Edmonton Journal

Lighthouse is weird and wonderful

Pattinson and Dafoe team up to make strangest movie experience of the year

- SONIA RAO

Early on in The Lighthouse, a wildeyed Willem Dafoe slaps Robert Pattinson across the face and, in an old-timey downeast Maine accent, barks the indelible warning, “Bad luck to kill a seabird!”

The scene, which lands somewhere in the middle of the film’s range of outlandish­ness, sets the tone for a hypnotic tale of lighthouse keepers who drive each other mad on a remote island in 1890s New England. In his second feature, director Robert Eggers embraces folksy horror similar to that of his 2015 debut, The Witch, but this time employs language as darkly comedic as it is sinister and surreal.

A bushy-bearded Dafoe, 64, and mustachioe­d Pattinson, 33, form a striking pair whose difference­s, particular­ly in their acting techniques, only enhance the friction between their characters.

“The tension worked well on set,” says Eggers, 36. “Rob wanted to keep things buttoned up and locked up, and wanted to surprise me and Willem and himself on set. Willem was just ‘Go-go-go-go-go

Gadget’ Willem all the time. But that’s the character dynamic. As the director, you don’t need to be a sadistic, Kubrickian manipulato­r to try to tease these tensions out — in fact, I just want everyone to be as comfortabl­e and happy as they can be — but the camera sees the truth.”

Loosely inspired by the real-life undoing of two Welsh men — an 1801 incident now referred to as “the tragedy of Smalls Lighthouse” — the film transports audiences to the past with its black-and-white imagery and shot through lenses designed in the early 20th century. Eggers worked with cinematogr­apher Jarin Blaschke to fulfil the vision he had when his brother Max, with whom he wrote the script, mentioned years ago that he had been working on a ghost story set in a lighthouse.

There’s a specific “kind of bleakness and extreme texture that is achieved only with black and white,” Eggers said, explaining how the boxy aspect ratio, reminiscen­t of the early sound era, was helpful for framing tall objects like the tower and “also very good for meaty close-ups of two of the greatest faces that have ever been born.”

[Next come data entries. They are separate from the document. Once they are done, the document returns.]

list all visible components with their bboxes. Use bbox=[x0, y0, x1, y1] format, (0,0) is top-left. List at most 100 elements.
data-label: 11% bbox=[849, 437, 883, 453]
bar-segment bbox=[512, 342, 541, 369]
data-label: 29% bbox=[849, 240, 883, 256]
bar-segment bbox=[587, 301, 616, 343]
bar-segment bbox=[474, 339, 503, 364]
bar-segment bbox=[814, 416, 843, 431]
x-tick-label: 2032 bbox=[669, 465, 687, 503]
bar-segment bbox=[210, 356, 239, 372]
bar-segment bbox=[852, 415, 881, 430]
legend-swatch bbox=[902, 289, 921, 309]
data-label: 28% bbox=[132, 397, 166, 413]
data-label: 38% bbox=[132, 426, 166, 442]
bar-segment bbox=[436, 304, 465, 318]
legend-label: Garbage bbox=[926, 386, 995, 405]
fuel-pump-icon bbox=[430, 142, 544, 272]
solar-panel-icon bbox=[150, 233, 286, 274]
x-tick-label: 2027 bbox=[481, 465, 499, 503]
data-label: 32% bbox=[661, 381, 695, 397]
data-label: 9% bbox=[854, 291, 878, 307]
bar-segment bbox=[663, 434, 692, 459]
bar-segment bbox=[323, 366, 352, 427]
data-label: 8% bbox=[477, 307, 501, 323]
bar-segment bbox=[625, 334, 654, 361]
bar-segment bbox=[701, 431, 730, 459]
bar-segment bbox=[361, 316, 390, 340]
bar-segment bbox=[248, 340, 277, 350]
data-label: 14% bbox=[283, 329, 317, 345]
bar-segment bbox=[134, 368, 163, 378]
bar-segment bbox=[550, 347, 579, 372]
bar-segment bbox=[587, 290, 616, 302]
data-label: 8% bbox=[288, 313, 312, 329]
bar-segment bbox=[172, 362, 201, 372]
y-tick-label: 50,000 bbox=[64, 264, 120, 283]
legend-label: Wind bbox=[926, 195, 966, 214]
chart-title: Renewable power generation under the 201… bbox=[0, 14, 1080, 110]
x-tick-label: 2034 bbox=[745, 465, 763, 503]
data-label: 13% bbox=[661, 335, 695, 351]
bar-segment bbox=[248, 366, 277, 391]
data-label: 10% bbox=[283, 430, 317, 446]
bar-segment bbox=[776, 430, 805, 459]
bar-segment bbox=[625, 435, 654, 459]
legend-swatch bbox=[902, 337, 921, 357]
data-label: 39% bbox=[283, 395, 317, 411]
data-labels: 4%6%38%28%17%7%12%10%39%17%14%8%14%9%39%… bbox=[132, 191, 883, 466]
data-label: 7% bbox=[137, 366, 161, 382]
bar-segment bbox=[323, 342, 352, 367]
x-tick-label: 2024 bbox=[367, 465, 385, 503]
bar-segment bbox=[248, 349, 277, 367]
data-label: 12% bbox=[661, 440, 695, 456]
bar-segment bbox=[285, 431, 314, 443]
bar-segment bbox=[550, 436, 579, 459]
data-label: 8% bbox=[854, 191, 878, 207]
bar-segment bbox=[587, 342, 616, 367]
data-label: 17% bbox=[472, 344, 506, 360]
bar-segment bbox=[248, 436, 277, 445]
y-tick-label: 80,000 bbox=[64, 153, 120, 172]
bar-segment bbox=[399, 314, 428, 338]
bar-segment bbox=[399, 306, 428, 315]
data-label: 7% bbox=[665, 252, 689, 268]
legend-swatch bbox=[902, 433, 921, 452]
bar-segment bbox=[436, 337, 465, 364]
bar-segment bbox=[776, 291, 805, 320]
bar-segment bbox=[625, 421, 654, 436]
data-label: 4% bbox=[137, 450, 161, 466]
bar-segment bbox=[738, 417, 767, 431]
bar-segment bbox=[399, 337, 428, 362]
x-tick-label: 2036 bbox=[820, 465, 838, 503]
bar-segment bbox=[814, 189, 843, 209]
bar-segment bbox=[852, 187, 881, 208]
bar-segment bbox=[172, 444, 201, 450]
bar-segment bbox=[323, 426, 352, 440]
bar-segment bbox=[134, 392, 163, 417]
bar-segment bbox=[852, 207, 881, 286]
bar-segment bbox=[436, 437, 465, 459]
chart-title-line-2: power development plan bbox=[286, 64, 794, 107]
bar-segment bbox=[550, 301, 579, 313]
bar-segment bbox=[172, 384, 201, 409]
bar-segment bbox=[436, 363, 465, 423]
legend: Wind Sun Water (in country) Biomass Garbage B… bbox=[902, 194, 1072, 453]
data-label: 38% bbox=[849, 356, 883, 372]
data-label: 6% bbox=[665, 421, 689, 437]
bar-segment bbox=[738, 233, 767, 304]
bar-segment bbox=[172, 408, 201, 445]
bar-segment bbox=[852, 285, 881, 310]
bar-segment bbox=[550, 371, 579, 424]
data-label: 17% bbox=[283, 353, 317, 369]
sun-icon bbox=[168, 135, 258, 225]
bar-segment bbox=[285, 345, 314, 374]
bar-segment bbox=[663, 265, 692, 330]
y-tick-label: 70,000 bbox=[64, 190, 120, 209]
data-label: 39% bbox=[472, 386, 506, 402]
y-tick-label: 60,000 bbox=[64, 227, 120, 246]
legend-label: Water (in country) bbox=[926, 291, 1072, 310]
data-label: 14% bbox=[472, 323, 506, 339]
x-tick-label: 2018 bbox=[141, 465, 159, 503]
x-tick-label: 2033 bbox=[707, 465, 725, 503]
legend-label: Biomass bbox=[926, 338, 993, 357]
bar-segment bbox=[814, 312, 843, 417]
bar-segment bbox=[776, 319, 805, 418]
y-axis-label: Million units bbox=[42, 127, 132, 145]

Dafoe and Pattinson share an electric chemistry that carries the film, given that they’re the only characters we ever encounter (with the exception of brief appearance­s by Valeriia Karaman’s shrieking mermaid and a very aggressive seagull). Their path to doom is hinted at from the start, when Thomas Wake (Dafoe), a brutish man who has been on the rock for so long that he describes himself as “damn near married to this here light,” informs his new apprentice, Ephraim Winslow (Pattinson), that Winslow’s predecesso­r died after raving about sirens and some sort of “enchantmen­t” in the tower’s light.

Both actors said they were cast in the two-hander after, beguiled by The Witch, they reached out to Eggers and pledged to work with the rising indie director.

Dafoe was especially drawn to the specificit­y of Eggers’ vision, he said, as “one of the strongest things a director can do is make the world detailed and articulate and deep ... so when you enter it, it’s much more easy to pretend.” His character delivers the bulk of the film’s dialogue in long-winded speeches to Winslow, who conversely declares that he “ain’t much for talkin’.”

They shot mostly in Cape Forchu, a small fishing community with rough conditions that shaped the actors’ performanc­es in ways they couldn’t predict. (Some of the 35-day shoot also took place on sound stages in Halifax, about a three-hour drive away.)

“We chose that location because it was punishing and had terrible weather and would give us what we needed for the story, and it delivered on that,” Eggers said.

Pattinson initially noticed the film’s “strikingly strange script,” which spends a good amount of time in an even-paced, dour zone and switches to a “turbocharg­ed surrealist thing” in its final act. Winslow opens up as the film progresses and reveals himself to be a man on the run from his tragic past.

Critics have praised Dafoe and Pattinson, who seem perfectly suited to their roles in a film that is equal parts melodramat­ic and absurd — a casting success story Eggers said he cannot explain beyond calling it a hunch.

“They’re both actors who like to take risks, who like to do strange, challengin­g work, who like to seek out auteurs and wannabe auteurs like myself and really stretch themselves,” he said.